12 eylül bize annelerimizi kazandırdı, tıpkı şili anneleri, arjantin anneleri gibi.

içerde çözülerek arkadaşlarını ele verenlerin sanki hiçbir şey yapmamışlar gibi politik gruplar içinde eskisi gibi yer almaları, bu anlamda bedel ödememeleri.

kürdistan'da bir savaş yaşanmaktadır ve türk solu bu direnişe destek vermeli. bu harekete sınıfsal bir temelde omuz vermelidir.

bu ekonomi herkesi teker teker tacir haline getirmiş ve bütün değerlerin üzerine para örtmüş.

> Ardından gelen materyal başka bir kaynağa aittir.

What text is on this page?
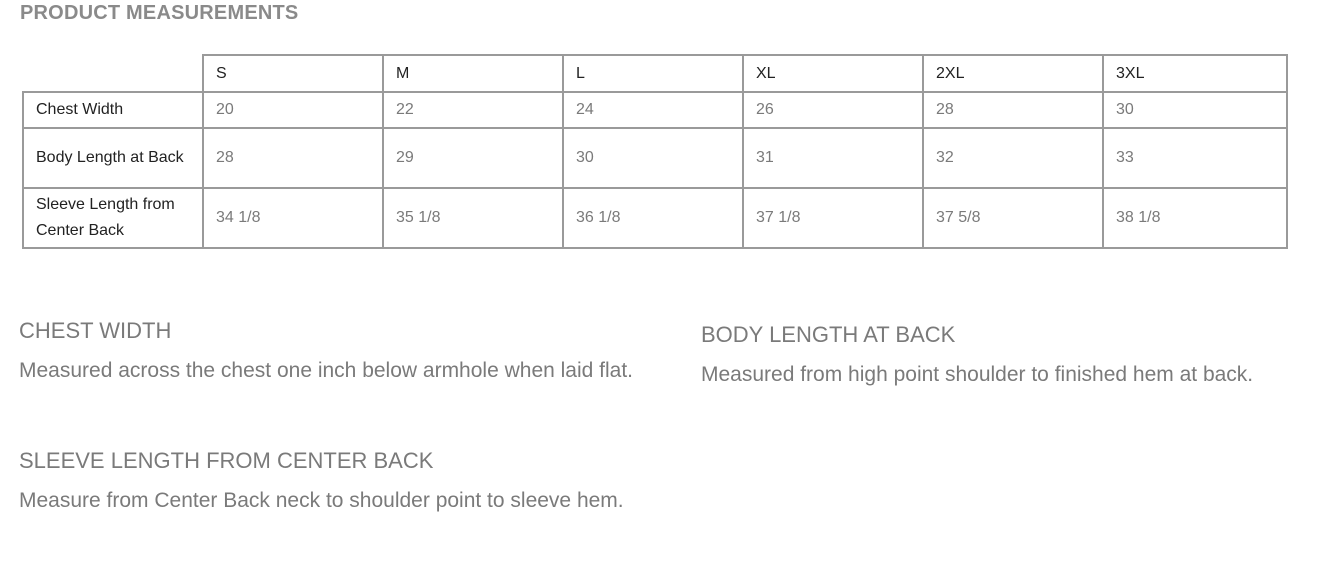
PRODUCT MEASUREMENTS
	S	M	L	XL	2XL	3XL
Chest Width	20	22	24	26	28	30
Body Length at Back	28	29	30	31	32	33
Sleeve Length from Center Back	34 1/8	35 1/8	36 1/8	37 1/8	37 5/8	38 1/8

CHEST WIDTH

Measured across the chest one inch below armhole when laid flat.

BODY LENGTH AT BACK

Measured from high point shoulder to finished hem at back.

SLEEVE LENGTH FROM CENTER BACK

Measure from Center Back neck to shoulder point to sleeve hem.
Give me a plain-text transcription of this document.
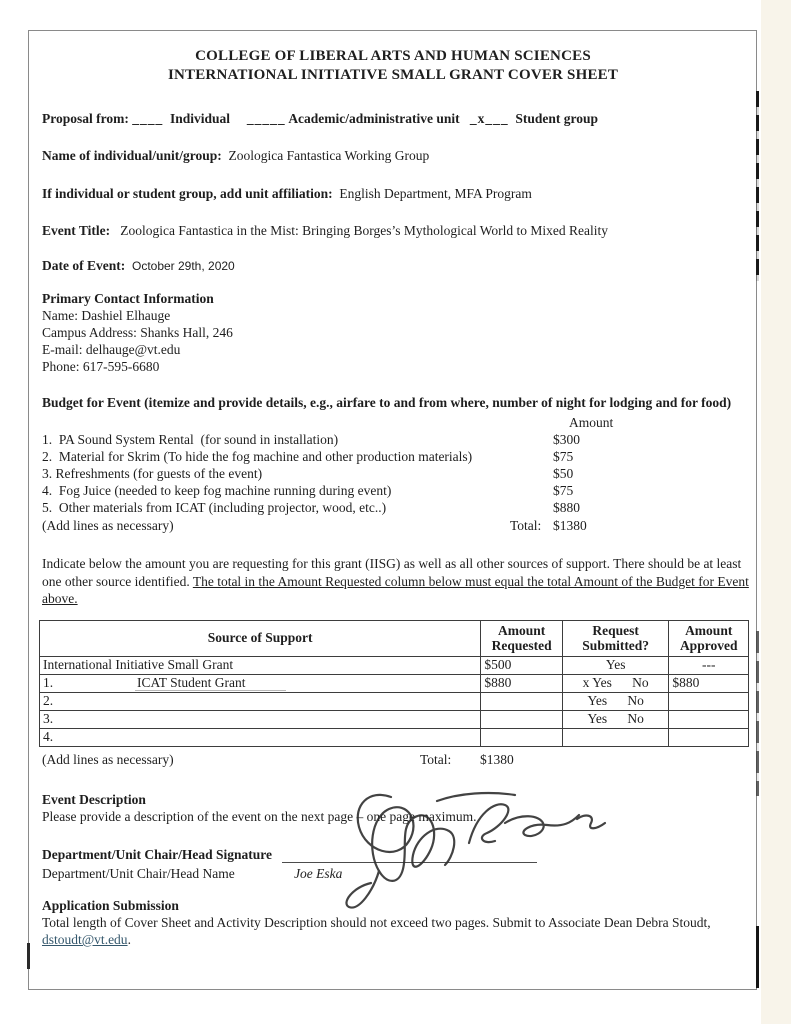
COLLEGE OF LIBERAL ARTS AND HUMAN SCIENCES
INTERNATIONAL INITIATIVE SMALL GRANT COVER SHEET
Proposal from: ____ Individual _____ Academic/administrative unit _x___ Student group
Name of individual/unit/group: Zoologica Fantastica Working Group
If individual or student group, add unit affiliation: English Department, MFA Program
Event Title: Zoologica Fantastica in the Mist: Bringing Borges’s Mythological World to Mixed Reality
Date of Event: October 29th, 2020
Primary Contact Information
Name: Dashiel Elhauge
Campus Address: Shanks Hall, 246
E-mail: delhauge@vt.edu
Phone: 617-595-6680
Budget for Event (itemize and provide details, e.g., airfare to and from where, number of night for lodging and for food)
Amount
1.  PA Sound System Rental  (for sound in installation)	$300
2.  Material for Skrim (To hide the fog machine and other production materials)	$75
3. Refreshments (for guests of the event)	$50
4.  Fog Juice (needed to keep fog machine running during event)	$75
5.  Other materials from ICAT (including projector, wood, etc..)	$880
(Add lines as necessary)	Total: $1380
Indicate below the amount you are requesting for this grant (IISG) as well as all other sources of support. There should be at least one other source identified. The total in the Amount Requested column below must equal the total Amount of the Budget for Event above.
Source of Support	Amount Requested	Request Submitted?	Amount Approved
International Initiative Small Grant	$500	Yes	---
1. ICAT Student Grant	$880	x Yes      No	$880
2.		Yes      No	
3.		Yes      No	
4.			
(Add lines as necessary)	Total: $1380
Event Description
Please provide a description of the event on the next page – one page maximum.
Department/Unit Chair/Head Signature
Department/Unit Chair/Head Name	Joe Eska
Application Submission
Total length of Cover Sheet and Activity Description should not exceed two pages. Submit to Associate Dean Debra Stoudt, dstoudt@vt.edu.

80 öncesinde milli gelirde ücretlerin payı şimdikinden çok daha yüksekti. bugünse yüzde 12'ye düşmüş. rant gelirleri ise yüzde 70'lere çıkmış.

tacirleşen insanların ilişki biçimlerinin yozlaştığını ve kendilerini de adeta bir mal gibi görüp cilalayıp ambalajlayarak ve pahalı ve çok değerli bir mal gibiymişçesine sattıklarını söylüyor.

özal ekonomisi: ekonomik cendere altında sıkışan ve her sabah para kazanma savaşına çıkan insanların politikayla uğraşmalarının imkansızlığı.. ama bu kürdistan'da geri tepti. orada devletin her alanda uyguladığı sistemli zulüm başkaldırıyı doğurdu. geçmişte 3-5 gerilla diye anılanlar, şimdi ayrılıkçı güçler diye gündeme geliyor. bizim özgürlüğümüz, kurtuluşumuz artık kürt hareketindeki başarıya, gelişmeye bağlı.

ilhami aras, türkiye'deki demokrasinin göstermelik olduğunu söylüyor. panel yapamıyoruz, gece düzenleyemiyoruz. özgürlüklerimiz her yanda kısıtlanıyor. bence bıçak kemiğe dayandı, diyor.

devletin de geleceğe dair umutları yok. o da kendisini kürdistan'da ifade edemiyor. emniyet müdürü: bizi buradan kurtarın, diye bağırıyor.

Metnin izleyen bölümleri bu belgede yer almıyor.